Jakoś przy ustanawianiu tego smiesznego dla mnie wymiaru ochronnego brakuje mi jakos wyników badań wieku ryb... Takiego naprawdę obiektywnego na dużej grupie (przy skali odłowów rybackich chyba nie ma z tym problemu??), czy są to naprawdę ryby które mają wiek w którym osiągnęły dojrzałośc do tarła i te swoje dwa trzy lata pływały i żerowały w morzu, a nie własnie takie jednoroczne smolty (chodzi mi o ryby z zeszłorocznych lub nawet te duże z tegorocznych).
W czsach gdy po zarybieniu Drwęcy smoltem wolno było łowić, nieraz trafiały się takie w granicach 27-30cm "wpuszczaki" - sądzisz że jesienią nie miały juz tych magicznych 35??
W majestacie prawa moga dostać w łeb bo są "wymiarowe"
Marian Stępniewski
MuChOśWiR

Odp: PZW w Sejmie 2013/02/03 11:03 #102333

  • Artur Furdyna
  • Artur Furdyna Avatar
  • Offline
  • Użytkownik
  • Posty: 1378
  • Podziękowań: 575
Drobne sprostowanie. W morzu wymiar ochronny "oczywiście teoretyczny", dlaczego zaraz wyjaśnię, wynosi na zachód od ujścia Łeby 40 cm dla troci i z tego, co pamiętam, 50 dla łososia, zaś na wchód od tego punktu, odpowiednio 50 i 60 cm. Jesienią 2012 wystąpiliśmy do MRIRW z wnioskiem o podniesienie wymiaru w polskiej części Bałtyku na zachód od ujścia Łeby do tego samego, co w części wschodniej- odpowiednio do 50 i 60 cm.

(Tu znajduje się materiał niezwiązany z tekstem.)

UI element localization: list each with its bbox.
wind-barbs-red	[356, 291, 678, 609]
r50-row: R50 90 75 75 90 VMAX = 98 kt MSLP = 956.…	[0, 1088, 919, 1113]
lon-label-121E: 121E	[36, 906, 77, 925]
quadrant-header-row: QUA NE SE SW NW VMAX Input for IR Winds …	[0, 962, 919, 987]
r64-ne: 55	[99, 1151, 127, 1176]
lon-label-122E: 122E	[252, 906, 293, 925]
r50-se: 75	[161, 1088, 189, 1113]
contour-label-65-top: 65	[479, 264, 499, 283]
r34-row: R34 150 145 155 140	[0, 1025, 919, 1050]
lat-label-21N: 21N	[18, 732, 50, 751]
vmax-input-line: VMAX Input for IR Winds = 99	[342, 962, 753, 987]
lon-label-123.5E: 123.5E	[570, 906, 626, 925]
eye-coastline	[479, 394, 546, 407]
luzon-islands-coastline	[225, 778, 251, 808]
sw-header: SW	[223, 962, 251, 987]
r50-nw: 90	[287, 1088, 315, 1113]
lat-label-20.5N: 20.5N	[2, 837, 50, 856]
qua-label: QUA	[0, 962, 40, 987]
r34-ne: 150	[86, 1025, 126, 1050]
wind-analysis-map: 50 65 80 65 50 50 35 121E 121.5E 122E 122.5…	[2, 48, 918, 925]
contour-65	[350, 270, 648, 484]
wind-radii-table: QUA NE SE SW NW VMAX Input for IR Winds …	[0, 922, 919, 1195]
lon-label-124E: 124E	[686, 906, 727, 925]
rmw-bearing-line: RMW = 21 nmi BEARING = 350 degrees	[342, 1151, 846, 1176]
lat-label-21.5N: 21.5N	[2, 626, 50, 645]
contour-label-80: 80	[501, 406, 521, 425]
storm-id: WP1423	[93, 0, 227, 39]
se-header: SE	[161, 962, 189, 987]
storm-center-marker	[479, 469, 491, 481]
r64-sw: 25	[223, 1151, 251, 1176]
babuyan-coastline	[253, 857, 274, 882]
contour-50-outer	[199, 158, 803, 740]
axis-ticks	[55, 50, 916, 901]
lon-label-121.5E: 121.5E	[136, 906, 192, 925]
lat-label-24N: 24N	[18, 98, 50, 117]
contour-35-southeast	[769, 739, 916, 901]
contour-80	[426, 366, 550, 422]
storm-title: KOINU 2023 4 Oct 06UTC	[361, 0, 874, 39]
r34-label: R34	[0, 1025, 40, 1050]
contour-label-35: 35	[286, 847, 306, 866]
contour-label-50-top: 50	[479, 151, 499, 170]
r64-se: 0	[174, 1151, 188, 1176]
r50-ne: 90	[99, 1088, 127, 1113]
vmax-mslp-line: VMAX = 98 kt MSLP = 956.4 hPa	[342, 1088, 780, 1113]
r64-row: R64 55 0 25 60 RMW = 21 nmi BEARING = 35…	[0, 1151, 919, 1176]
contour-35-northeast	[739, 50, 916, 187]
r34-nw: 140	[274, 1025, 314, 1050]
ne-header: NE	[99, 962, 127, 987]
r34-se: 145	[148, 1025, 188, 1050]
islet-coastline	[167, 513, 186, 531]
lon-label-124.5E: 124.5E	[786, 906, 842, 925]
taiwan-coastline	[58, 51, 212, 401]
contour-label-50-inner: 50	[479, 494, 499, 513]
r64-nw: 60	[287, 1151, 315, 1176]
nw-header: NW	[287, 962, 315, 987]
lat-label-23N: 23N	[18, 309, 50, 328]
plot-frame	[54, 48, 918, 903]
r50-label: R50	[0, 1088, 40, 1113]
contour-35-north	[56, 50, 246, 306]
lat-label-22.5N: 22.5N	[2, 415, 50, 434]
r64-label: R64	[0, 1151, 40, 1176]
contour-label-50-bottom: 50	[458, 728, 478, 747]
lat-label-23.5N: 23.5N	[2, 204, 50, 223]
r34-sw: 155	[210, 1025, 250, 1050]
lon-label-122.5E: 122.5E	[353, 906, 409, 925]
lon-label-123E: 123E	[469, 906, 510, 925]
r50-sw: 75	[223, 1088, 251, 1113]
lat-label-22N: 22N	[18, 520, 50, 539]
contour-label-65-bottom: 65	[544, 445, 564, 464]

Nasz wniosek zyskał poparcie Profesora Bartla.
Pisze teoretycznie, bowiem przy połowach śledzia sieciami o oczkach poniżej 30 mm długości boku, i tak pewna liczba smoltów trafia się jako przyłów i ginie w większości. podobnie rzecz ma się przy innych narzędziach, i jak obliczyli Szwedzi, w Bałtyku co roku ginie około 50 000 smoltów jako przyłów
35 cm jest tylko na wodach śródlądowych.
Całkowicie zgadzam się z Tomkiem, że wymiar 35 cm nie ma naukowego uzasadnienia. Dodam, że przy okazji ochrony całodobowej tarła w dorzeczach Iny, Gowienicy i Wołczenicy, nie spotykamy prawie wcale ryb poniżej 50 cm, nie licząc presmoltów, które, jak udowodnili Norwescy badacze, w pewnym stopniu/ samce/ biorą skutecznie udział w naturalnym rozrodzie.
Stąd osobiście uważam, że wymiar 35 cm nie ma sensu, a pozwala uśmiercać zbyt małe ryby, których wizyta w rzece nie ma nic wspólnego z tarłem.